Gold D T, Pieper C F, Westlund R E, Blazer D G
Duke University Medical Center, USA.
J Aging Health. 1996 May;8(2):207-19. doi: 10.1177/089826439600800203.
The objective of this study was to determine whether racial differences in hypertension in a random sample of community-dwelling older adults also remained significant in a sample of successful agers. Data for the random sample of community-dwelling older adults came from the Duke University Established Populations for Epidemiologic Studies of the Elderly (4,162 community-dwelling adults age 65 and older) and showed strong racial differences in hypertension. Data for successful agers came from the Duke MacArthur (428 of EPESE respondents in the top 30% in terms of physical, cognitive, and psychosocial performance). The mean of two sitting blood pressure measurements was the dependent variable for both sets of analyses. Independent variables included demographics and health factors. Using logistic regression, odds ratios in the Duke EPESE and Duke MacArthur samples for race were similar (Duke EPESE odds ratio = 1.30; Duke MacArthur odds ratio = 1.29). Sample size differences affected statistical significance. However, race differences in hypertension in older adults appear to be unexplained by socioeconomic status or other usual explanatory variables. Even among successful agers, racial differences in hypertension persist.

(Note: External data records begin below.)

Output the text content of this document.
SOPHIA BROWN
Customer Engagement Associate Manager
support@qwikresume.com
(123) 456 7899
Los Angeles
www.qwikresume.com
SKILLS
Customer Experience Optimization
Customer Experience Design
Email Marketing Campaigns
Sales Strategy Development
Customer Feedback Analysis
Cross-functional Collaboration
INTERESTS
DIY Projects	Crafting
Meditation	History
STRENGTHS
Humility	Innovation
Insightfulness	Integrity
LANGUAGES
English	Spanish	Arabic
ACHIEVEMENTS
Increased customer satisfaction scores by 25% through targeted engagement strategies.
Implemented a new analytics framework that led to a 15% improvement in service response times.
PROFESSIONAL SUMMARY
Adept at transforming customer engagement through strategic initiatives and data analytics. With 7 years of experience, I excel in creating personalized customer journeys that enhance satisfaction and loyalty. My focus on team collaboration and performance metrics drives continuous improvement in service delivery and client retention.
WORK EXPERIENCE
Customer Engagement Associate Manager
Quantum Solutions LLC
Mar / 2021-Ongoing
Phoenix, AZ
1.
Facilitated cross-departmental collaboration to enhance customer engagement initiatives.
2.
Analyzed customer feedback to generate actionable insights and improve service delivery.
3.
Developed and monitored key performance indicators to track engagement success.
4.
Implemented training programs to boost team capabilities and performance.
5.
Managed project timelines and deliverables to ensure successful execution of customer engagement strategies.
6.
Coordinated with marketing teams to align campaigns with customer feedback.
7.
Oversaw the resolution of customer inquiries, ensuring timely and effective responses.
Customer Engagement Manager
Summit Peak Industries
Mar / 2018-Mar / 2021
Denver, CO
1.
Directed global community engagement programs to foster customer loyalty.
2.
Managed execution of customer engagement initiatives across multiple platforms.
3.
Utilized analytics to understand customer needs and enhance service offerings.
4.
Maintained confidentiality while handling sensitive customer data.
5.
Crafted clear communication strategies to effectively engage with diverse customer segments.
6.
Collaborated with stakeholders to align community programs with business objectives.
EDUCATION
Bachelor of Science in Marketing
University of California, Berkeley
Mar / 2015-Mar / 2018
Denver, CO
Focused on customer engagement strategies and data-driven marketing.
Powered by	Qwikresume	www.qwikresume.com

本研究的目的是确定在社区居住的老年人随机样本中观察到的高血压种族差异,在成功老龄化人群样本中是否依然显著。社区居住老年人随机样本的数据来自杜克大学老年人流行病学研究既定人群(4162名年龄在65岁及以上的社区居住成年人),该数据显示高血压存在明显的种族差异。成功老龄化人群的数据来自杜克·麦克阿瑟研究(从身体、认知和心理社会表现排名前30%的EPESE受访者中选取428人)。两组分析的因变量均为两次坐位血压测量的平均值。自变量包括人口统计学和健康因素。使用逻辑回归分析,杜克EPESE样本和杜克·麦克阿瑟样本中种族的比值比相似(杜克EPESE样本比值比 = 1.30;杜克·麦克阿瑟样本比值比 = 1.29)。样本量差异影响了统计显著性。然而,老年人高血压的种族差异似乎无法用社会经济地位或其他常见解释变量来解释。即使在成功老龄化人群中,高血压的种族差异依然存在。